De ruim 167 miljoen abonnees van Netflix, die verspreid over 190 landen wonen, kunnen een mooi stukje Universiteit Leiden bewonderen. Een aantal scènes is namelijk opgenomen in een collegezaal van universiteitscampus Wijnhaven in Den Haag. Je ziet er Rosa een college geneeskunde volgen en ruziën met een docent.
‘Als kijker volg je Rosa’s reis van de normale naar de fictieve wereld’, legt Leendertse uit. ‘Het is belangrijk dat kijkers die normale wereld herkennen, en daarom hebben we voor kenmerkende locaties zoals deze collegezaal gekozen.’

Het Britse dagblad The Guardian herkende er zelfs Augustinus in, schrijven ze in een stuk met als kop 'Behind TV drama Ares is chilling reality of student fraternities'. Volgens de krant is de serie ‘gebaseerd op een heel echt fenomeen: machtige studentenverenigingen die een overvloed aan vrienden, feesten en connecties beloven in ruil voor loyaliteit’.
Augustinus
De krant zegt verder dat ‘de grootste Nederlandse verenigingen – zoals Veritas in Utrecht, Augustinus in Leiden, en Albertus Magnus in Groningen – worden omgeven door Latijnse terminologie, symbolen en rituelen’, om vervolgens alle ontgroeningingsschandalen (en alle doden en gewonden) op één hoop te gooien.
‘Ares is fictief’, benadrukt Leendertse nogmaals. ‘Dat heb ik ook nadrukkelijk tegen die journalist gezegd.’ Toch presenteert het artikel Ares als representatief voor Nederlandse verenigingen.

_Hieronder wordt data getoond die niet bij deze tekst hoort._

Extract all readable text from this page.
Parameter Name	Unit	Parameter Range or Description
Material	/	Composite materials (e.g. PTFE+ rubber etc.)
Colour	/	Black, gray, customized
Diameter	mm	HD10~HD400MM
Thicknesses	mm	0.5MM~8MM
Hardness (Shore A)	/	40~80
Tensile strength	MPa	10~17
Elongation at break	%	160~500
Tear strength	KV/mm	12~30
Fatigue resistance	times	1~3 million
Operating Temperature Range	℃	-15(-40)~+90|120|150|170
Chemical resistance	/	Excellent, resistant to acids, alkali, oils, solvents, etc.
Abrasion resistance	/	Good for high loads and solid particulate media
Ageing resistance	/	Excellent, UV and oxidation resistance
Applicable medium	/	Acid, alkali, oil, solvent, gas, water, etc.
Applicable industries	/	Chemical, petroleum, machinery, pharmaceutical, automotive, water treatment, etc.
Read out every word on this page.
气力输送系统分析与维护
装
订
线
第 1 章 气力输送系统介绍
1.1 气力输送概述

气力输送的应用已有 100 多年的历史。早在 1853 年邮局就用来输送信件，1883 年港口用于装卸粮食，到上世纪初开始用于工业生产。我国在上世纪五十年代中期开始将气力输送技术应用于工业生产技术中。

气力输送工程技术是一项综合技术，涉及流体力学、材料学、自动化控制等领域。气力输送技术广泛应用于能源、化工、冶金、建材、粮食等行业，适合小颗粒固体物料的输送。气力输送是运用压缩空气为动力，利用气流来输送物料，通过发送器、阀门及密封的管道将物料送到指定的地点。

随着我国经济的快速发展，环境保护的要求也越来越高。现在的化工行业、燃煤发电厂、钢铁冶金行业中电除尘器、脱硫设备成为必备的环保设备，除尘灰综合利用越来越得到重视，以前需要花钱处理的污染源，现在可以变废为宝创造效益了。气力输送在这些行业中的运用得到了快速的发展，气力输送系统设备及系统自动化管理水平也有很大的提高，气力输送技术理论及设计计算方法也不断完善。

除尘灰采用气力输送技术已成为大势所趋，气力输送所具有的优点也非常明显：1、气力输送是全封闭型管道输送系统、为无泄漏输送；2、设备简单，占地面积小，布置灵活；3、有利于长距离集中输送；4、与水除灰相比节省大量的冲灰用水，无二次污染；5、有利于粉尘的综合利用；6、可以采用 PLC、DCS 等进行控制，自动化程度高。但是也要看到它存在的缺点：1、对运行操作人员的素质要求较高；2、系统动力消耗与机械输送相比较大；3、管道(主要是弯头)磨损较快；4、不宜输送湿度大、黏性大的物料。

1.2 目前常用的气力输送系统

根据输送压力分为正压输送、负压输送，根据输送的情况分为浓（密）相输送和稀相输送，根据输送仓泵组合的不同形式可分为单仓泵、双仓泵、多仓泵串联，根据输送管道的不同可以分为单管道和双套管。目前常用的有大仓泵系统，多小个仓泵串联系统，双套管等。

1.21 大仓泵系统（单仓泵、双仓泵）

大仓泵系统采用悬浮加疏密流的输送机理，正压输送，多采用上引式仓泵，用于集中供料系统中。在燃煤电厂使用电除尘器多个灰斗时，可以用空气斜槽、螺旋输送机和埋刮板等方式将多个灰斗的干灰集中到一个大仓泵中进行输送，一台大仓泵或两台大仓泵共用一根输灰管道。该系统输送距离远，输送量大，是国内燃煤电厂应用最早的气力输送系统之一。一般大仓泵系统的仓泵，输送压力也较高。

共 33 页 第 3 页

‘Jammer’, reageert Rosalie Klerkx, voorzitter van Augustinus. ‘Wij zien helemaal geen overeenkomsten tussen Ares en Augustinus. Buitenlandse media hebben de serie verkeerd opgepikt, het gaat namelijk over een genootschap en niet over een studentenvereniging. Ik hou niet van horror en ik ga de serie niet kijken.’